Silence music graph generation (generate a minimalist score from a large
MIDI sequence with extensive score warping, filtering, pitch-class
transformations, and rescaling to produce 22,128 notes). Very compute
intensive with matrix multiplication, logic, nested loops, interface
casting, XML writing and file I/O, etc., etc.
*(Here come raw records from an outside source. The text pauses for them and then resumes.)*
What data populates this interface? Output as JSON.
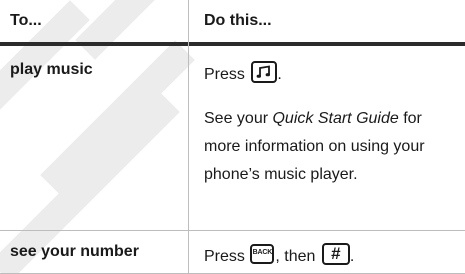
{
  "table": {
    "header": {
      "col1": "To...",
      "col2": "Do this..."
    },
    "rows": [
      {
        "action": "play music",
        "instruction_prefix": "Press",
        "instruction_suffix": ".",
        "key_icon": "music-key-icon",
        "note_prefix": "See your ",
        "note_italic": "Quick Start Guide",
        "note_suffix": " for more information on using your phone’s music player."
      },
      {
        "action": "see your number",
        "instruction_prefix": "Press",
        "key1_icon": "back-key-icon",
        "key1_text": "BACK",
        "middle": ", then",
        "key2_icon": "hash-key-icon",
        "key2_text": "#",
        "instruction_suffix": "."
      }
    ]
  },
  "colors": {
    "header_rule": "#2b2b2b",
    "grid_line": "#bdbdbd",
    "watermark": "#ececec"
  }
}
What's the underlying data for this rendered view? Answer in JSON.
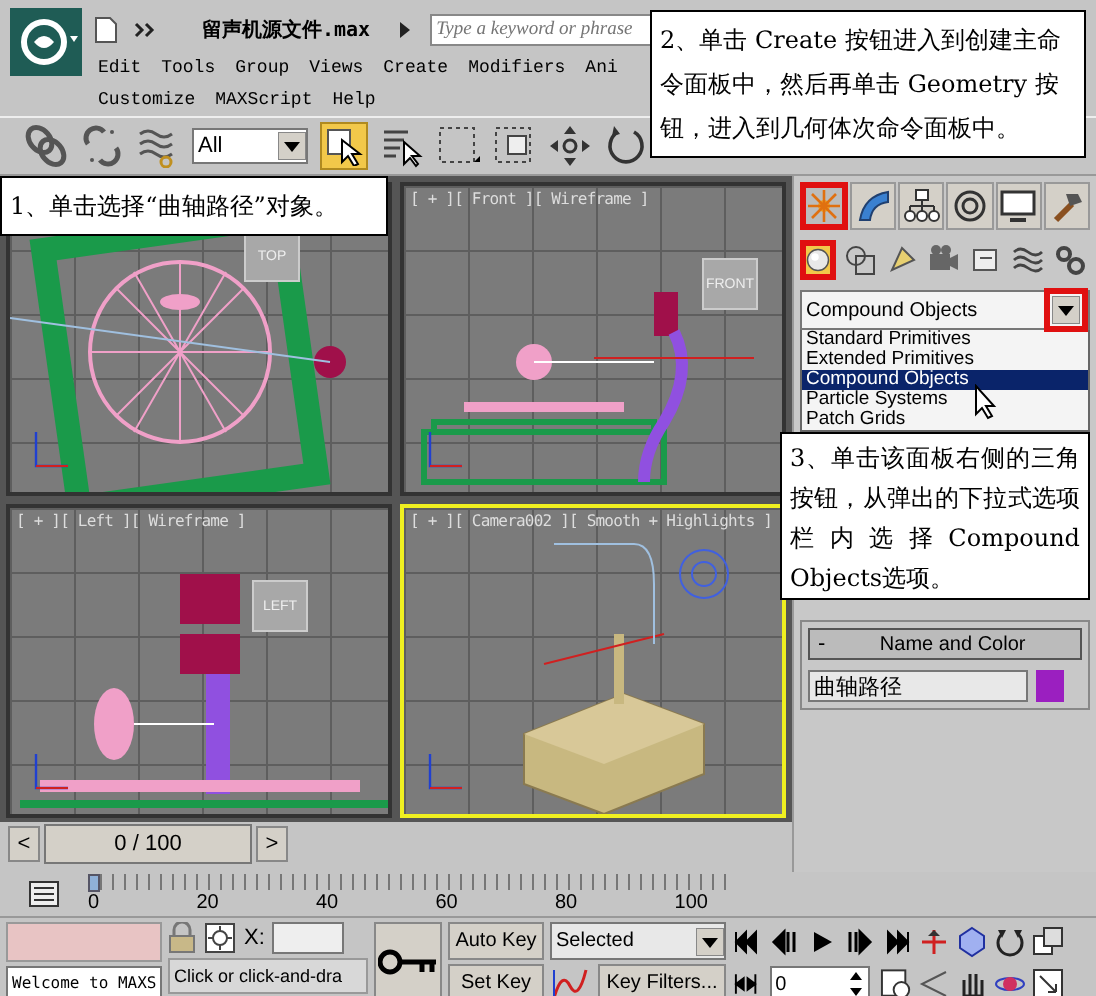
{
  "app": {
    "title": "留声机源文件.max",
    "search": {
      "placeholder": "Type a keyword or phrase"
    }
  },
  "menu_rows": [
    [
      "Edit",
      "Tools",
      "Group",
      "Views",
      "Create",
      "Modifiers",
      "Ani"
    ],
    [
      "Customize",
      "MAXScript",
      "Help"
    ]
  ],
  "toolbar": {
    "selection_filter": "All",
    "select_active": true
  },
  "viewports": [
    {
      "kind": "top",
      "cube_label": "TOP",
      "active": false
    },
    {
      "kind": "front",
      "label": "[ + ][ Front ][ Wireframe ]",
      "cube_label": "FRONT",
      "active": false
    },
    {
      "kind": "left",
      "label": "[ + ][ Left ][ Wireframe ]",
      "cube_label": "LEFT",
      "active": false
    },
    {
      "kind": "camera",
      "label": "[ + ][ Camera002 ][ Smooth + Highlights ]",
      "active": true
    }
  ],
  "command_panel": {
    "tabs": [
      {
        "kind": "create",
        "selected": true,
        "highlighted": true
      },
      {
        "kind": "modify",
        "selected": false,
        "highlighted": false
      },
      {
        "kind": "hierarchy",
        "selected": false,
        "highlighted": false
      },
      {
        "kind": "motion",
        "selected": false,
        "highlighted": false
      },
      {
        "kind": "display",
        "selected": false,
        "highlighted": false
      },
      {
        "kind": "utilities",
        "selected": false,
        "highlighted": false
      }
    ],
    "categories": [
      {
        "kind": "geometry",
        "selected": true,
        "highlighted": true
      },
      {
        "kind": "shapes",
        "selected": false,
        "highlighted": false
      },
      {
        "kind": "lights",
        "selected": false,
        "highlighted": false
      },
      {
        "kind": "cameras",
        "selected": false,
        "highlighted": false
      },
      {
        "kind": "helpers",
        "selected": false,
        "highlighted": false
      },
      {
        "kind": "spacewarps",
        "selected": false,
        "highlighted": false
      },
      {
        "kind": "systems",
        "selected": false,
        "highlighted": false
      }
    ],
    "dropdown": {
      "value": "Compound Objects",
      "arrow_highlighted": true,
      "options": [
        {
          "label": "Standard Primitives",
          "selected": false
        },
        {
          "label": "Extended Primitives",
          "selected": false
        },
        {
          "label": "Compound Objects",
          "selected": true
        },
        {
          "label": "Particle Systems",
          "selected": false
        },
        {
          "label": "Patch Grids",
          "selected": false
        }
      ]
    },
    "rollout": {
      "toggle": "-",
      "title": "Name and Color",
      "name": "曲轴路径",
      "color": "#9b1fc0"
    }
  },
  "time_slider": {
    "prev": "<",
    "reading": "0 / 100",
    "next": ">"
  },
  "track_bar": {
    "ticks": [
      "0",
      "20",
      "40",
      "60",
      "80",
      "100"
    ]
  },
  "status": {
    "prompt": "Welcome to MAXS",
    "x_label": "X:",
    "hint": "Click or click-and-dra",
    "auto_key": "Auto Key",
    "set_key": "Set Key",
    "key_mode": "Selected",
    "key_filters": "Key Filters...",
    "frame": "0"
  },
  "callouts": [
    {
      "text": "1、单击选择“曲轴路径”对象。"
    },
    {
      "text": "2、单击 Create 按钮进入到创建主命令面板中，然后再单击 Geometry 按钮，进入到几何体次命令面板中。"
    },
    {
      "text": "3、单击该面板右侧的三角按钮，从弹出的下拉式选项栏内选择Compound Objects选项。"
    }
  ]
}
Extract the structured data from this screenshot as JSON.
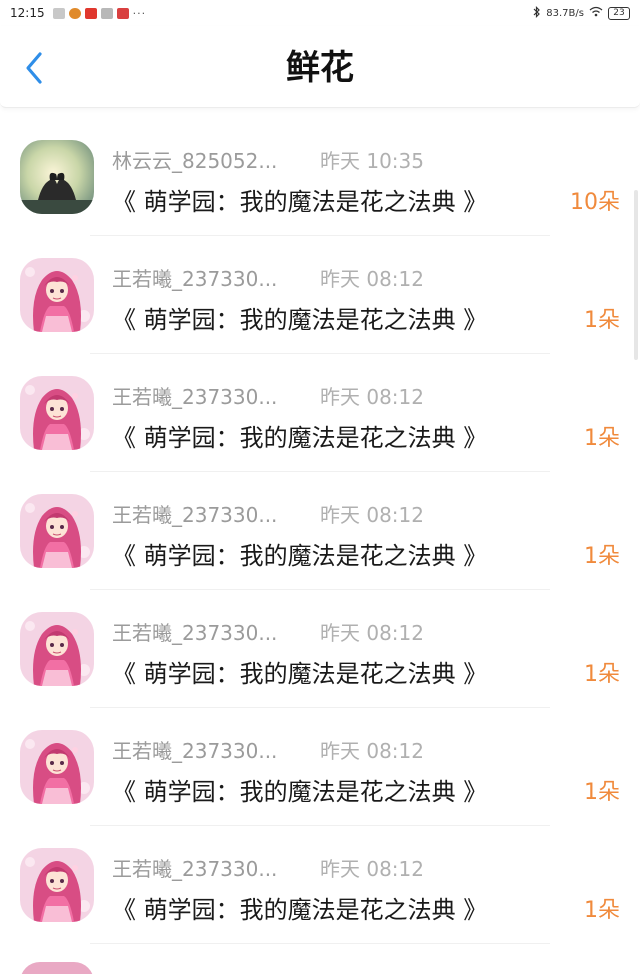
{
  "status_bar": {
    "time": "12:15",
    "more": "···",
    "net_speed": "83.7B/s",
    "battery": "23",
    "app_icon_colors": [
      "#c8c8c8",
      "#e08a2a",
      "#e0372e",
      "#b8b8b8",
      "#d94040"
    ]
  },
  "header": {
    "title": "鲜花",
    "back_icon": "chevron-left-icon",
    "accent": "#2f8ee8"
  },
  "gifts": [
    {
      "sender": "林云云_825052...",
      "time": "昨天 10:35",
      "book": "《 萌学园：我的魔法是花之法典 》",
      "count": "10朵",
      "avatar": "hands-heart"
    },
    {
      "sender": "王若曦_237330...",
      "time": "昨天 08:12",
      "book": "《 萌学园：我的魔法是花之法典 》",
      "count": "1朵",
      "avatar": "anime-girl"
    },
    {
      "sender": "王若曦_237330...",
      "time": "昨天 08:12",
      "book": "《 萌学园：我的魔法是花之法典 》",
      "count": "1朵",
      "avatar": "anime-girl"
    },
    {
      "sender": "王若曦_237330...",
      "time": "昨天 08:12",
      "book": "《 萌学园：我的魔法是花之法典 》",
      "count": "1朵",
      "avatar": "anime-girl"
    },
    {
      "sender": "王若曦_237330...",
      "time": "昨天 08:12",
      "book": "《 萌学园：我的魔法是花之法典 》",
      "count": "1朵",
      "avatar": "anime-girl"
    },
    {
      "sender": "王若曦_237330...",
      "time": "昨天 08:12",
      "book": "《 萌学园：我的魔法是花之法典 》",
      "count": "1朵",
      "avatar": "anime-girl"
    },
    {
      "sender": "王若曦_237330...",
      "time": "昨天 08:12",
      "book": "《 萌学园：我的魔法是花之法典 》",
      "count": "1朵",
      "avatar": "anime-girl"
    }
  ],
  "colors": {
    "count": "#f08a3c",
    "meta": "#9b9b9b"
  }
}
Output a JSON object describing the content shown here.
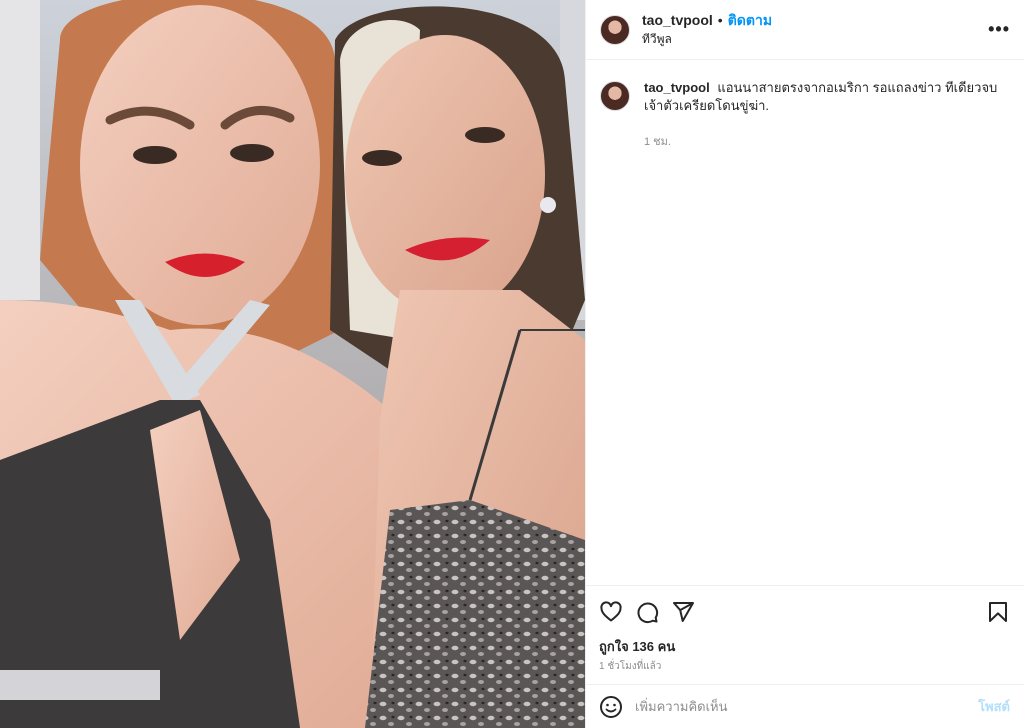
{
  "post": {
    "username": "tao_tvpool",
    "follow_label": "ติดตาม",
    "separator": "•",
    "location": "ทีวีพูล",
    "more_label": "•••",
    "caption": "แอนนาสายตรงจากอเมริกา รอแถลงข่าว ทีเดียวจบ เจ้าตัวเครียดโดนขู่ฆ่า.",
    "caption_time": "1 ชม.",
    "likes": "ถูกใจ 136 คน",
    "time_ago": "1 ชั่วโมงที่แล้ว",
    "comment_placeholder": "เพิ่มความคิดเห็น",
    "post_button": "โพสต์"
  },
  "icons": {
    "avatar": "avatar",
    "like": "heart-icon",
    "comment": "comment-icon",
    "share": "send-icon",
    "save": "bookmark-icon",
    "emoji": "smiley-icon",
    "more": "more-icon"
  },
  "colors": {
    "accent": "#0095f6",
    "muted": "#8e8e8e",
    "post_disabled": "#b2dffc",
    "text": "#262626"
  }
}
jdk1.2 "HotSpot" java compiler:        35.92 seconds
HotSpot/Classic:    0.599465955
jdk1.2 "Classic" java compiler:        59.92 seconds

Note that the simpler application was SLOWER with HotSpot than without.
Presumably, the regular JIT did as much or more effective optimization than
HotSpot in the single large method that does the synthesis (I did remember
to run the method several times, to allow HotSpot to optimize it, before
timing it).

Note, too, that the more complex application WAS SIGNIFICANTLY FASTER with
HotSpot than without.

Since I and others have found JIT Java compilers 3 times slower than
compiled and optimized C++, it would seem that with HotSpot and the right
kind of application, the gap has narrowed to 1.5 times slower than compiled
and optimized C++.

HotSpot also seems to manage memory much better than the older compiler,
with much less disk thrashing. HotSpot did not crash due to memory leakage
as the older compiler tended to do after several runs.


In my opinion, this is a significant improvement that warrants a much closer
and more detailed evaluation, even a preliminary commitment, on a case by
case basis, to use HotSpot for music and DSP.